On his hit TV show in the late 1980's, Gordon Shumway, aka Alf, was blessed with knowing the exact date of his death. This wasn't like the carousel in Logan's Run, where you knew you would die on a certain day, but that you could die before then too. This was, Alf could not die, due to cosmic fate, before the date that had been foretold. He knew when he would die.
So, I ask you, if you could know the exact date of your death, would you want to know?
I think I would. You would be immortal in the interim. The decisions we make would be vastly different. Our lives might be richer. Of course, then we run into the Oedipus problem of self-fulfilling prophecy. What if knowing the date of our death causes us to change our actions, thus ensuring the fulfillment of the prediction? What if all the contingencies predicated the outcome based on our selection of them made through knowledge of the outcome?

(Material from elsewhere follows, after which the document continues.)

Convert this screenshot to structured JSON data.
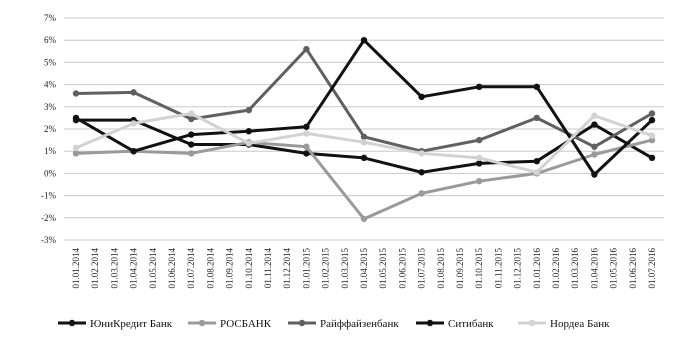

In Jorge Luis Borges's short story "The Secret Miracle," the protagonist Jaromir Hladík is arrested by the Nazis and condemned to execution 10 days hence. He realizes that he is immortal during those ten days. He still dies, but for those ten days, instead of feeling helpless, he feels invincible (to a certain extent). Doc Brown never wants to tell Marty about the car crash that ruins his future, perhaps precisely to avoid it coming to pass. Marty decides not to drag race Needles in Back to the Future III, because he has seen his future if he responds to being called "chicken," and he does not like it. Doc was concerned about disrupting the space-time continuum, but Marty just wanted to better his life.
The future is an undiscovered country. Is it better to know it, to avoid the pitfalls, or does knowing them ultimately lead us right to them?
The wound can only be healed by the spear that caused it.